Crassostrea can form dense reefs of its own, reportedly of twisted shells of low commercial value. It also changes the life of tidal ecosystems, smothering keystone species and any native flat oysters. The UCD team has urged tighter control of wild Pacific oysters and use of “triploid”, infertile stocks. Meanwhile, Ireland’s farmed shellfish face threats from human abuse of the sea. This month, the Marine Institute hosted an international conference on shellfish safety, secure in its own good record of monitoring and predicting algal blooms.

Some plankton species in these commonly termed “red tides” feed toxins into shellfish that can make human consumers very ill.

Speaking at the conference was Dr Don Anderson, the American expert on the phytoplankton Alexandrium. This toxic dinoflagellate, which tries to paralyse human breathing, has cost New England’s shellfish industry millions of dollars in precautionary closures. It also heads the list of Ireland’s harmful algal blooms, occurring typically from June to July.

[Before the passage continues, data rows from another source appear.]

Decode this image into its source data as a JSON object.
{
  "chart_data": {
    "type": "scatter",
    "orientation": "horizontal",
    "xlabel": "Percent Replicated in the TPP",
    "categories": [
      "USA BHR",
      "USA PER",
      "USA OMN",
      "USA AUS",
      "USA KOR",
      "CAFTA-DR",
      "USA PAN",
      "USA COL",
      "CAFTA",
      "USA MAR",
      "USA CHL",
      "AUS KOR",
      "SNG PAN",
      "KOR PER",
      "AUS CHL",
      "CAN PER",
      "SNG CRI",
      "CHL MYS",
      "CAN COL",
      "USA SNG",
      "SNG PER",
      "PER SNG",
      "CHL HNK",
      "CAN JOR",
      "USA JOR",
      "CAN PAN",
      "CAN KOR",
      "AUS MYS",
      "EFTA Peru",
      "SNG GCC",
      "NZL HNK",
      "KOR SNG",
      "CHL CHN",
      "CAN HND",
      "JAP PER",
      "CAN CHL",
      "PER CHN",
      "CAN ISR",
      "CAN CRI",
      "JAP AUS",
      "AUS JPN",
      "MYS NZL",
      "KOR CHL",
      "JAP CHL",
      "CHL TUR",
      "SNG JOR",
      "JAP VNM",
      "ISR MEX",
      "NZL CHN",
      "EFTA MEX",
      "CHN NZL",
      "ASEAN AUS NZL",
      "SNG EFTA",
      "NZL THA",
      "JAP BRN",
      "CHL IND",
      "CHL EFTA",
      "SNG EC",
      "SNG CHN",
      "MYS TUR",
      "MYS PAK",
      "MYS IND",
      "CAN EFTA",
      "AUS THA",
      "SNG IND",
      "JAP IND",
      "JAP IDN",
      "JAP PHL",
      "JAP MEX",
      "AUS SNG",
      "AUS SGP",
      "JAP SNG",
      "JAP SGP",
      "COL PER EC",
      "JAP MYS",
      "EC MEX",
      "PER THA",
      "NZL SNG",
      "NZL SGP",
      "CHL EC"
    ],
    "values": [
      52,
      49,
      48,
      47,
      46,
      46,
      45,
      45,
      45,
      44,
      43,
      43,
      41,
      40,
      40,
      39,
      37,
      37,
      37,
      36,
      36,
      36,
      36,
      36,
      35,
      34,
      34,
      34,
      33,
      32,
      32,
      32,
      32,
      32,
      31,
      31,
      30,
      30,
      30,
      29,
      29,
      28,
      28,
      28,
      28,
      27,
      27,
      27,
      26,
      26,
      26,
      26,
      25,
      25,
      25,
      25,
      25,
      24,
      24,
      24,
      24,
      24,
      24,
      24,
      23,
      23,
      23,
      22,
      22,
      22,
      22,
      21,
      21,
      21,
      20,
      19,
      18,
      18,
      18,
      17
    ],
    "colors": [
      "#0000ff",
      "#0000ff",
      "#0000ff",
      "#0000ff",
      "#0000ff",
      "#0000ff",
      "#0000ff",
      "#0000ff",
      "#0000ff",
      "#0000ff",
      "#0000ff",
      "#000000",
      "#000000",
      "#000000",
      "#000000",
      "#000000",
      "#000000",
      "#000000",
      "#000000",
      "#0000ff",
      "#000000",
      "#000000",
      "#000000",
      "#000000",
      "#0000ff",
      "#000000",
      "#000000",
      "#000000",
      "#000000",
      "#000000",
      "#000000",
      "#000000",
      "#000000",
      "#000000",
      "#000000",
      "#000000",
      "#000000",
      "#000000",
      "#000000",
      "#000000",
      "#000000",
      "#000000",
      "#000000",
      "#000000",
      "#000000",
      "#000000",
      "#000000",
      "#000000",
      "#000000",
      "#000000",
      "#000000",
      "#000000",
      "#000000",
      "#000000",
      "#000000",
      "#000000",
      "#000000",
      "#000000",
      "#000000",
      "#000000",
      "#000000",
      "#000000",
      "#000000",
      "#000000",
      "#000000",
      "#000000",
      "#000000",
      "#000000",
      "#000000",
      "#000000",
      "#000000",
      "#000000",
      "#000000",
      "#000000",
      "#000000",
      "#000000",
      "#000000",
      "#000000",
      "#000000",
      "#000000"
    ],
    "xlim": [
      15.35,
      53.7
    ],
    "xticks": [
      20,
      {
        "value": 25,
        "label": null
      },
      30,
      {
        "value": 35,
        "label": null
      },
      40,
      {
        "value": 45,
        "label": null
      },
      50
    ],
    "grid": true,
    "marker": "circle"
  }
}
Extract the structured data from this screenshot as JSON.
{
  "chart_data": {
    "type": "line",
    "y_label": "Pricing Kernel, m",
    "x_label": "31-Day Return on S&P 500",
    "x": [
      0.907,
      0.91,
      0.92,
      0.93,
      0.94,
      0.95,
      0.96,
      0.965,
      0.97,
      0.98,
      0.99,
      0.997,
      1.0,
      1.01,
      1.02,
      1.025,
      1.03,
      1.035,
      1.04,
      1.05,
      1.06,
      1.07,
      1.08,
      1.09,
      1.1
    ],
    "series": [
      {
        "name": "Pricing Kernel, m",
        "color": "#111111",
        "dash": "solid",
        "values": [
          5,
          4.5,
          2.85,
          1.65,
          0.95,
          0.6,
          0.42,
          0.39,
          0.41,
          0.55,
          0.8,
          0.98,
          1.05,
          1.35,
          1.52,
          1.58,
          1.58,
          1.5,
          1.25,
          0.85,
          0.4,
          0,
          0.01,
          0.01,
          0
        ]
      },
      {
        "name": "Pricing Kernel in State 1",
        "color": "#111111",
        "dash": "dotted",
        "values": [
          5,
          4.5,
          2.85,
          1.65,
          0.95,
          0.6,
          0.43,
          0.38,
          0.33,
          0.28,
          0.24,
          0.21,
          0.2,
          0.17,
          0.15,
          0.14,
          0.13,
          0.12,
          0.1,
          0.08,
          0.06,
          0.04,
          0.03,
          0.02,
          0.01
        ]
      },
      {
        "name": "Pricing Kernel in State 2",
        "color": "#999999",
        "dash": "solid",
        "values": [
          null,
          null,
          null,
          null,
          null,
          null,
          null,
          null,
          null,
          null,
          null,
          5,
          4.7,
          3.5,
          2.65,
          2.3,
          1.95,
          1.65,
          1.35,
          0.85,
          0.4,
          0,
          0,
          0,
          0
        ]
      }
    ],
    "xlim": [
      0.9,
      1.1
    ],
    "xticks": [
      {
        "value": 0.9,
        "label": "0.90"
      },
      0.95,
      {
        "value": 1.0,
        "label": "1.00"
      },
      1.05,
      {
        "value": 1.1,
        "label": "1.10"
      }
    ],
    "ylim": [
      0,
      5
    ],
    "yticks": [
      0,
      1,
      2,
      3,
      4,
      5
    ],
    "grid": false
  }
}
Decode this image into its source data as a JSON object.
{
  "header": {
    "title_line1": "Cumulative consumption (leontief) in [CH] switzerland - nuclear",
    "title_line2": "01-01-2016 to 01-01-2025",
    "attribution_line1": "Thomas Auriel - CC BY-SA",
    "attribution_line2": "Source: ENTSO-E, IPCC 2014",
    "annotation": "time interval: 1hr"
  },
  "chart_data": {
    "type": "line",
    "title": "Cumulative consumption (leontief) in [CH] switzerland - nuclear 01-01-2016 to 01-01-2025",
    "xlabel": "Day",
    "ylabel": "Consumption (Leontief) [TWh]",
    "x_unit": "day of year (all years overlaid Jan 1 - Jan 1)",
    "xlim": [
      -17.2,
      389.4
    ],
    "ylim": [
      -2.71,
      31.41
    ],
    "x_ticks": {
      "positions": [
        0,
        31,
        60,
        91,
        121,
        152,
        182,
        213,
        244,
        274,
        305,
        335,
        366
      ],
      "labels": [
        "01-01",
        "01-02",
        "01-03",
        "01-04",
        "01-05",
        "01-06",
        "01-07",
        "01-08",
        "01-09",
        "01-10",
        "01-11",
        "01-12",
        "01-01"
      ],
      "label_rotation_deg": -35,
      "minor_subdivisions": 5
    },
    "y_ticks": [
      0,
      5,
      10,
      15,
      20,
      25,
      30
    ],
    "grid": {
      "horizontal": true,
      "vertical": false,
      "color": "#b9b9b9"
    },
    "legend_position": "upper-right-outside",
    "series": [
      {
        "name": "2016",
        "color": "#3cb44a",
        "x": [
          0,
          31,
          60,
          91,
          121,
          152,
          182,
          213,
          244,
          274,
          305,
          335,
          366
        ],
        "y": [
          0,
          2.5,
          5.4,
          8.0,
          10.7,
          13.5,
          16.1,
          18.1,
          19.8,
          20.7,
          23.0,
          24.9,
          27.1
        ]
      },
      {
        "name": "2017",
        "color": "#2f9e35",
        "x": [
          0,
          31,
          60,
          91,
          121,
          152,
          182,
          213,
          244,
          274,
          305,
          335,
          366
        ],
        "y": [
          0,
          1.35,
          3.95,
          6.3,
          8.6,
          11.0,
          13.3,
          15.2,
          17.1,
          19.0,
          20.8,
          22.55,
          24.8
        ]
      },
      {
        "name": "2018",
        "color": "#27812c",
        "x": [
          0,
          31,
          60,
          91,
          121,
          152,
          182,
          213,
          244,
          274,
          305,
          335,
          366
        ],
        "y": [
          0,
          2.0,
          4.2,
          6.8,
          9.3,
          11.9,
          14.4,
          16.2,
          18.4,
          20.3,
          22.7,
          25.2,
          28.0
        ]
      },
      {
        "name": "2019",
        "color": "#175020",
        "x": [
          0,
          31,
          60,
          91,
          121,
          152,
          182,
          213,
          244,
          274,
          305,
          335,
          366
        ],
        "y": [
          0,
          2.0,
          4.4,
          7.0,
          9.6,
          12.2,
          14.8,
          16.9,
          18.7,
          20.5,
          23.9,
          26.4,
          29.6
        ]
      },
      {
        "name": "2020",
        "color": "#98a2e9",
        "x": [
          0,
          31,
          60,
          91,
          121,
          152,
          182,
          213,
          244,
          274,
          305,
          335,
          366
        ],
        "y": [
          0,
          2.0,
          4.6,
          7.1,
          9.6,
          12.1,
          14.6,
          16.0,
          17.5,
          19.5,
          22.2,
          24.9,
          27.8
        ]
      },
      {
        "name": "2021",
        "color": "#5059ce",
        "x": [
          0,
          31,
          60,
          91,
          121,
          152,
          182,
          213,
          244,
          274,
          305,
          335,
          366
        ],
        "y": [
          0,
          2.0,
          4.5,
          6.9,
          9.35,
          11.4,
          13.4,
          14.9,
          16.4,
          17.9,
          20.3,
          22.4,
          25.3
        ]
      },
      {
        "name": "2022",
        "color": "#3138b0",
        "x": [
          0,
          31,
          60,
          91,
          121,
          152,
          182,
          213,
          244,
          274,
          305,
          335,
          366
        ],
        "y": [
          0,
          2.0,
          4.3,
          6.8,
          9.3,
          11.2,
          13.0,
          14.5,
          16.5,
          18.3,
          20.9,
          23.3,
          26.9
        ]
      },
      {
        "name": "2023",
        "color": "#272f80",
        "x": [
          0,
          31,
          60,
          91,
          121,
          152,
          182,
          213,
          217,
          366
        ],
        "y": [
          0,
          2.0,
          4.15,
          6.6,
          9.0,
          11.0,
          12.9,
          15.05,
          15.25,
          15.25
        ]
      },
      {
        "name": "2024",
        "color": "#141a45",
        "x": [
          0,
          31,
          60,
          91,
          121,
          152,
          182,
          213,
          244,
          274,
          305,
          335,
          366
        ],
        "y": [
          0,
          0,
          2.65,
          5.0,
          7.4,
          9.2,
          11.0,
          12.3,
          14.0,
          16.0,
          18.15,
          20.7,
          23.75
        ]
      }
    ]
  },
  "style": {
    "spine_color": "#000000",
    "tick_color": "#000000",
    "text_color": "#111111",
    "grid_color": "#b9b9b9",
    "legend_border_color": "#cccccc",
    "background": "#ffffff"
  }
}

The nutrient loading of coastal pollution, along with global warming, promotes these algal blooms.

And now it’s reckoned that pieces of plastic will soon outnumber fish in the ocean (the hopeful theme of World Oceans Day, next Thursday, is clearing plastic from the shores).

Oysters are eating their global share of tiny microplastic fragments, damaging more than their digestions and fertility (whatever about our own).